The levers that turn an expensive hire cheap

The good news is the same as with a real team: the cost of an employee is not fixed, it's managed. And the levers that make an AI hire cheap are boring, mechanical, and mostly things you can do this week. This is the whole reason a few people can run serious volume without a serious payroll: the same agent, doing the same job, can cost like a mid salary or like a rounding error depending on how you run it.

One agent, one job, three bills

Naive: frontier API, whole transcript re-read every call, always on$9,000/mo

It rivals the salary it replaced.

Plus prompt caching and a pruned context window$3,000/mo

Stop paying to re-read what never changed.

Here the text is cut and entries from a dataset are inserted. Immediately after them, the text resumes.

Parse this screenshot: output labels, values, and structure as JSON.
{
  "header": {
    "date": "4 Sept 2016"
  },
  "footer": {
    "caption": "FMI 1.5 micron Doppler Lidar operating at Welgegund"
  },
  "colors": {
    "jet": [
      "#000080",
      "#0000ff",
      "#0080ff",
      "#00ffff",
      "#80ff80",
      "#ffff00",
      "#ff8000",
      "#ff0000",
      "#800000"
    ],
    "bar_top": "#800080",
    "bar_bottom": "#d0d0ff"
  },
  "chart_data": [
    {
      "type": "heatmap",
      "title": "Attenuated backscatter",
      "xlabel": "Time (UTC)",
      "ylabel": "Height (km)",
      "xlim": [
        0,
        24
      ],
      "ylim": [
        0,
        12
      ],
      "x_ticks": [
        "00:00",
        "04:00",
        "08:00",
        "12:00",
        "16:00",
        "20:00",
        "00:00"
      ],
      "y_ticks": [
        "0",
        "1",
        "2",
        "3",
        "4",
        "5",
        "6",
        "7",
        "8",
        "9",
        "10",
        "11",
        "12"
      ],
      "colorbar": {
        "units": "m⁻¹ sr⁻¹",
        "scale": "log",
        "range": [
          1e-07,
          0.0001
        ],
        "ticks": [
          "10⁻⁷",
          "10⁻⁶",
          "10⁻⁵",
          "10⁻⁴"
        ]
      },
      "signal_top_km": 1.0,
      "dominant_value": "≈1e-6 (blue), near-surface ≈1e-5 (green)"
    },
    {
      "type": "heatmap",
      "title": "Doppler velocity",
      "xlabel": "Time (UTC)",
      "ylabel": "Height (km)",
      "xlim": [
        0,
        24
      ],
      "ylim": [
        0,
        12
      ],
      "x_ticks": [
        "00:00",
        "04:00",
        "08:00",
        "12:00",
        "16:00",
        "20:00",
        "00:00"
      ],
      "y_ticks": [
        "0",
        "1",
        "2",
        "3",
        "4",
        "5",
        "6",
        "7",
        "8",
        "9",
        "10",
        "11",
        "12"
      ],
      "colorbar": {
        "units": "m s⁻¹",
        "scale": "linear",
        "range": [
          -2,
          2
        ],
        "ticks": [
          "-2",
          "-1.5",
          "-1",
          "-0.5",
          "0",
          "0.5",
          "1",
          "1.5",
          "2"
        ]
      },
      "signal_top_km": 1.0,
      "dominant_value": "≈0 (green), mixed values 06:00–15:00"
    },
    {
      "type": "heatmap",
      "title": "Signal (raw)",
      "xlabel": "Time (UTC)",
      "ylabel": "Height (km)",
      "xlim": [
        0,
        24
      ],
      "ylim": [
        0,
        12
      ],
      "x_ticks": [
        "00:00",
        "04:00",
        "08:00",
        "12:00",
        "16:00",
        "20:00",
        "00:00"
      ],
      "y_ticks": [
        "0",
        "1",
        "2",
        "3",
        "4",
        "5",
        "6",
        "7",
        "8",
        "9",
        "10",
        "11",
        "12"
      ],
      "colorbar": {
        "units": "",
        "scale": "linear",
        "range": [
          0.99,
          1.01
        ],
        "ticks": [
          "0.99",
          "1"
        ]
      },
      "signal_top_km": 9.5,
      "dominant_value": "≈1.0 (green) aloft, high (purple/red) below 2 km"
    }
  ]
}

Plus a small open model on your own hardware$600/mo

The hire becomes a rounding error.

Magnitudes are illustrative, the shape of the argument, not a benchmark. The levers and their rough order are real and live in The Economics of a Token. Same agent, same work: the bill is a decision, not a fact.

Three of those levers do most of the work, and I've written about all of them from the engineering side. Prompt caching: the unchanging part of every prompt, the system instructions, the rules, the early turns, gets read once at full price and then costs a fraction on every call after. Skip it and you pay full freight, every loop, to re-read words that never changed. Pruning the context: stop carrying the entire transcript on every pass, keep what's live, summarise the rest, and you cut the tokens each step eats. And the big one, the small model: a smaller open model in a tight loop finishes in fewer tokens and costs less per token, and once your volume is real, running it on hardware you own instead of renting every token off someone else's meter is what drops the floor out from under the bill.

Notice what these have in common. Every one of them is the software version of managing a person's time. You don't pay a senior engineer to do data entry. You don't make anyone re-read the entire company wiki before every task. You don't keep someone on the clock overnight to watch a queue that fires twice a day. Costing an agent well is just refusing to pay frontier rates for busywork, applied to a worker that never complains about it.

Why a small team lives or dies here

This is the essay in the series where the whole promise gets tested, so let me be blunt about the stakes. The pitch of a small team is leverage: a few people plus systems doing the work of a department. But if every "AI hire" quietly costs like a real hire, the leverage is a mirage. You haven't escaped the big-company cost structure. You've rebuilt it with fewer humans and a scarier bill, and you've kept none of the headcount you were told you'd save.

The edge only exists if your AI headcount is genuinely cheap, and cheap is a choice, not a gift the technology hands you. This is why I keep insisting that owning your cost structure is strategy and not thrift. The company across the street renting every token pays a floor it does not control; the small team that caches, prunes, runs small models, and owns its hardware pays a floor it built. Same agents, same work, two different businesses, and the difference is entirely in whether someone treated the payroll as something to manage.

The question was never "human or AI." That framing lets you skip the only question that matters. It's "what does this hire cost, fully loaded, and is it earning it." Ask that of every agent you run, name each one, price each one, fire the interns, and the small team stays small on purpose instead of small until the bill catches up. The cheapest employee you'll ever have still shows up on payroll. You just have to be the one who reads it.